About This Disease

Giardiasis is an intestinal illness caused by the parasite, Giardia lamblia. The parasite can be found in the stools of infected humans and animals (dogs, cats, beavers, rodents). People who drink untreated surface water from ponds, lakes and streams have a higher risk of getting giardiasis. Travelers and persons in institutional settings or day care centers where children are not toilet-trained also have a higher risk of getting giardiasis.

Signs and Symptoms

Symptoms of giardiasis normally begin 1 to 3 weeks after becoming infected. In otherwise healthy individuals, symptoms may last 2 to 6 weeks, occasionally longer. The symptoms of giardiasis include frequent, loose, pale, greasy stools (often foul smelling), with gas, bloating, cramps, fatigue, weight loss, nausea, vomiting, and diarrhea. Fever is usually not present, and many people infected with Giardia may have no symptoms at all.

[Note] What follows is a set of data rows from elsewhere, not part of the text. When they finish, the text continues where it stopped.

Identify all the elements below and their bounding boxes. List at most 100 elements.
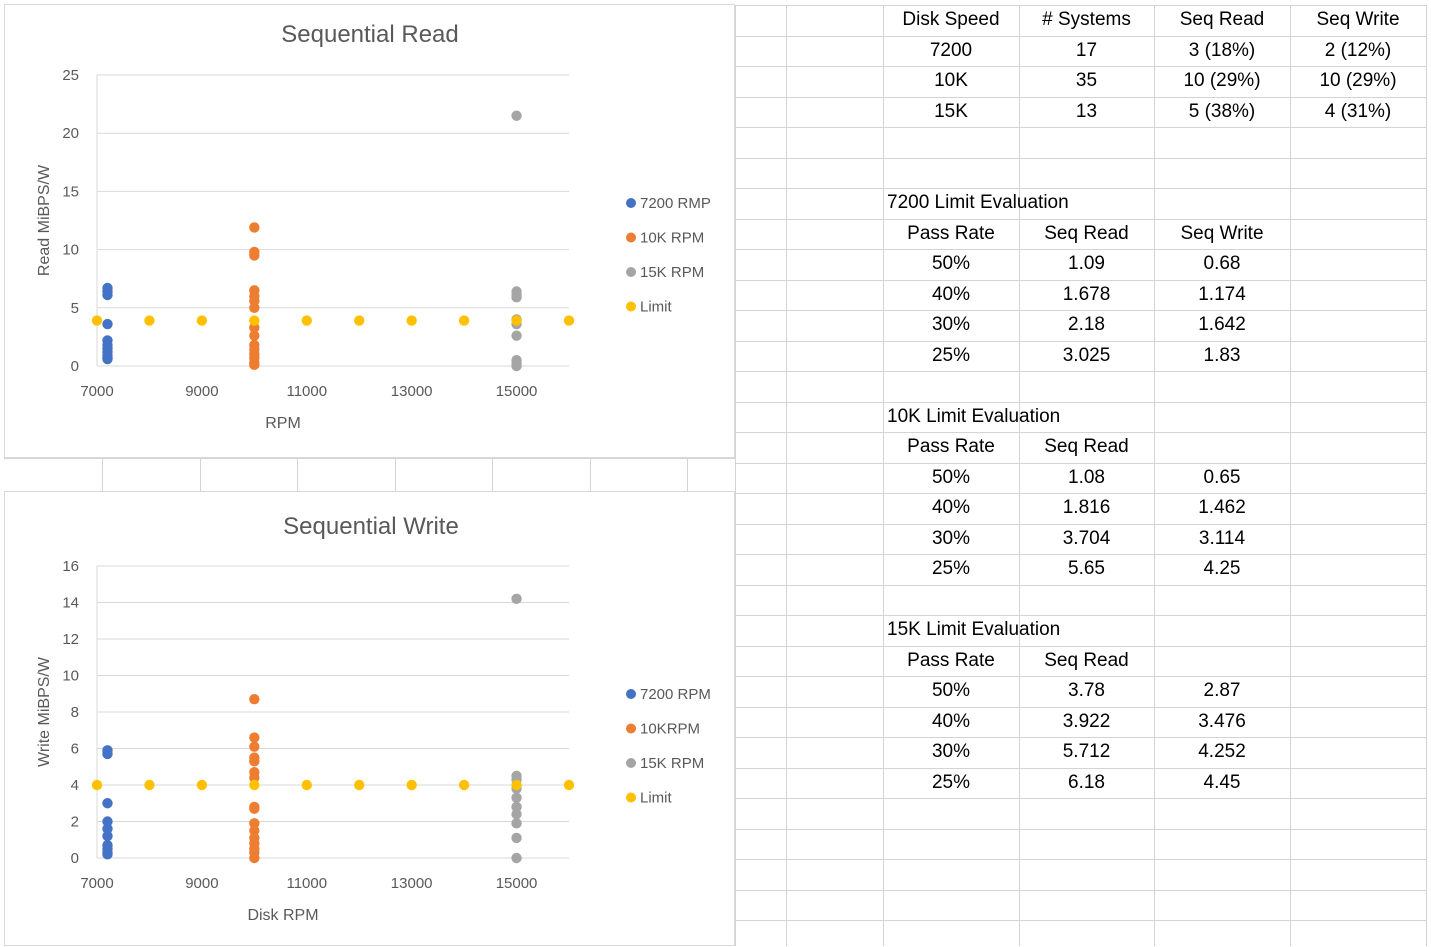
- x-tick-label: 15000: [496, 875, 538, 892]
- y-axis-title: Write MiBPS/W: [36, 656, 53, 767]
- y-tick-label: 14: [62, 595, 79, 612]
- data-point: [354, 779, 365, 791]
- limit-cell[interactable]: 4.25: [1203, 558, 1241, 579]
- sequential-write-chart[interactable]: 0 2 4 6 8 10 12 14 16 7000 9000 11000 13000 15000 Sequ…: [4, 491, 735, 946]
- limit-cell[interactable]: 3.114: [1198, 528, 1246, 549]
- legend-marker: [626, 232, 636, 243]
- limit-cell[interactable]: 1.642: [1198, 314, 1246, 335]
- legend-marker: [626, 689, 636, 699]
- limit-cell[interactable]: 3.704: [1062, 528, 1111, 549]
- x-tick-label: 7000: [80, 383, 113, 400]
- limit-header-cell[interactable]: Seq Write: [1180, 223, 1264, 244]
- limit-cell[interactable]: 25%: [931, 772, 971, 793]
- y-tick-label: 6: [71, 741, 79, 758]
- limit-header-cell[interactable]: Pass Rate: [907, 223, 995, 244]
- limit-cell[interactable]: 1.83: [1203, 345, 1241, 366]
- chart-title: Sequential Write: [283, 513, 459, 540]
- limit-cell[interactable]: 40%: [931, 711, 971, 732]
- limit-cell[interactable]: 1.678: [1062, 284, 1111, 305]
- summary-cell[interactable]: 4 (31%): [1324, 101, 1392, 122]
- data-point: [511, 292, 522, 303]
- limit-cell[interactable]: 3.025: [1062, 345, 1111, 366]
- limit-cell[interactable]: 40%: [931, 284, 971, 305]
- limit-cell[interactable]: 40%: [931, 497, 971, 518]
- summary-cell[interactable]: 17: [1075, 40, 1098, 61]
- sequential-read-chart[interactable]: 0 5 10 15 20 25 7000 9000 11000 13000 15000 Sequent…: [4, 4, 735, 458]
- limit-cell[interactable]: 1.174: [1198, 284, 1246, 305]
- data-point: [249, 330, 260, 341]
- summary-cell[interactable]: 15K: [934, 101, 968, 122]
- limit-cell[interactable]: 50%: [931, 680, 971, 701]
- y-tick-label: 25: [62, 67, 79, 84]
- summary-cell[interactable]: 10K: [934, 70, 968, 91]
- limit-cell[interactable]: 2.87: [1203, 680, 1241, 701]
- summary-cell[interactable]: 3 (18%): [1188, 40, 1256, 61]
- limit-cell[interactable]: 30%: [931, 741, 971, 762]
- summary-header-cell[interactable]: Seq Read: [1179, 9, 1265, 30]
- data-point: [511, 818, 522, 829]
- summary-cell[interactable]: 5 (38%): [1188, 101, 1256, 122]
- summary-header-cell[interactable]: # Systems: [1042, 9, 1131, 30]
- limit-cell[interactable]: 25%: [931, 345, 971, 366]
- data-point: [511, 330, 522, 341]
- data-point: [249, 825, 260, 836]
- summary-cell[interactable]: 2 (12%): [1324, 40, 1392, 61]
- limit-cell[interactable]: 1.816: [1062, 497, 1111, 518]
- limit-cell[interactable]: 0.68: [1203, 253, 1241, 274]
- summary-cell[interactable]: 7200: [929, 40, 973, 61]
- summary-cell[interactable]: 10 (29%): [1319, 70, 1397, 91]
- x-tick-label: 13000: [391, 875, 433, 892]
- data-point: [511, 315, 522, 326]
- summary-header-cell[interactable]: Disk Speed: [902, 9, 1000, 30]
- limit-cell[interactable]: 5.712: [1062, 741, 1111, 762]
- x-tick-label: 11000: [286, 875, 327, 892]
- y-tick-label: 10: [62, 242, 79, 259]
- summary-header-cell[interactable]: Seq Write: [1316, 9, 1400, 30]
- legend-marker: [626, 267, 636, 277]
- limit-cell[interactable]: 25%: [931, 558, 971, 579]
- data-point: [102, 748, 113, 760]
- limit-cell[interactable]: 6.18: [1068, 772, 1105, 793]
- limit-header-cell[interactable]: Seq Read: [1044, 650, 1129, 671]
- limit-header-cell[interactable]: [1154, 646, 1290, 676]
- limit-cell[interactable]: 1.08: [1068, 467, 1105, 488]
- summary-cell[interactable]: 10 (29%): [1183, 70, 1261, 91]
- limit-table-title[interactable]: 10K Limit Evaluation: [887, 406, 1061, 427]
- data-point: [249, 779, 260, 791]
- limit-cell[interactable]: 2.18: [1068, 314, 1105, 335]
- summary-cell[interactable]: 13: [1075, 101, 1098, 122]
- data-point: [249, 359, 260, 371]
- limit-cell[interactable]: 1.462: [1198, 497, 1246, 518]
- limit-cell[interactable]: 3.922: [1062, 711, 1111, 732]
- y-tick-label: 2: [71, 814, 79, 831]
- limit-cell[interactable]: 50%: [931, 253, 971, 274]
- limit-cell[interactable]: 5.65: [1068, 558, 1105, 579]
- limit-cell[interactable]: 3.78: [1068, 680, 1105, 701]
- limit-cell[interactable]: 4.252: [1198, 741, 1246, 762]
- data-point: [511, 801, 522, 813]
- x-tick-label: 9000: [185, 875, 218, 892]
- data-point: [144, 779, 155, 791]
- data-point: [511, 779, 522, 791]
- limit-table-title[interactable]: 7200 Limit Evaluation: [887, 192, 1069, 213]
- limit-header-cell[interactable]: Pass Rate: [907, 436, 995, 457]
- legend-marker: [626, 301, 636, 312]
- limit-header-cell[interactable]: Seq Read: [1044, 436, 1129, 457]
- limit-table-title[interactable]: 15K Limit Evaluation: [887, 619, 1061, 640]
- limit-cell[interactable]: 4.45: [1203, 772, 1241, 793]
- legend-label: Limit: [640, 299, 673, 316]
- limit-cell[interactable]: 3.476: [1198, 711, 1246, 732]
- limit-header-cell[interactable]: Seq Read: [1044, 223, 1129, 244]
- data-point: [196, 779, 208, 791]
- data-point: [102, 823, 113, 834]
- limit-cell[interactable]: 50%: [931, 467, 971, 488]
- limit-cell[interactable]: 1.09: [1068, 253, 1105, 274]
- limit-cell[interactable]: 0.65: [1203, 467, 1241, 488]
- data-point: [102, 816, 113, 827]
- limit-cell[interactable]: 30%: [931, 314, 971, 335]
- limit-cell[interactable]: 30%: [931, 528, 971, 549]
- limit-header-cell[interactable]: Pass Rate: [907, 650, 995, 671]
- summary-cell[interactable]: 35: [1075, 70, 1098, 91]
- limit-header-cell[interactable]: [1154, 432, 1290, 462]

You get giardiasis by eating or drinking food or water contaminated with human or animal stool containing the parasite or its eggs. The parasite can also be spread through person-to-person contact. It is not spread by coughing or sneezing.


Giardiasis is diagnosed through a laboratory test which finds the organism, antigen, or DNA in stool, intestinal fluid, tissue samples, biopsy specimens, or other biological samples. Usually three stool samples collected more than 24 hours apart look for ova and parasites.


A doctor can prescribe medicine to treat giardiasis. Often a repeat course of the same medication will be needed to get rid of the infection. Some individuals may get better on their own without treatment. The most common medications used are metronidazole, tinidazole, or nitazoxanide. If you’re asymptomatic, you do not need treatment unless you are likely to spread the disease.

Risk in Hawaii

Giardia is found in Hawaii, mainly on Oahu. There are also cases reported from those who traveled outside of Hawaii.


Reduce your exposure to contaminated food or water.

  • Do not drink untreated water directly from ponds, lakes, and streams. If you are not sure about the safety of drinking water, you should drink bottled water or boil tap water for at least one minute. If boiling is not possible, use a filter that has been tested and rated by National Safety Foundation (NSF) Standard 53 or NSF Standard 58 for cyst and oocyst reduction; filtered tap water will need additional treatment to kill or weaken bacteria and viruses. Chemically treating water with bleach or iodine tablets may not work as well as boiling or filtering.
  • Wash your hands carefully after using the toilet, and especially before making or eating food.
  • Wash your hands thoroughly after changing diapers and after cleaning up a pet’s waste. After diaper changing, wash the child’s hands also.
  • Keep children away from animal wastes.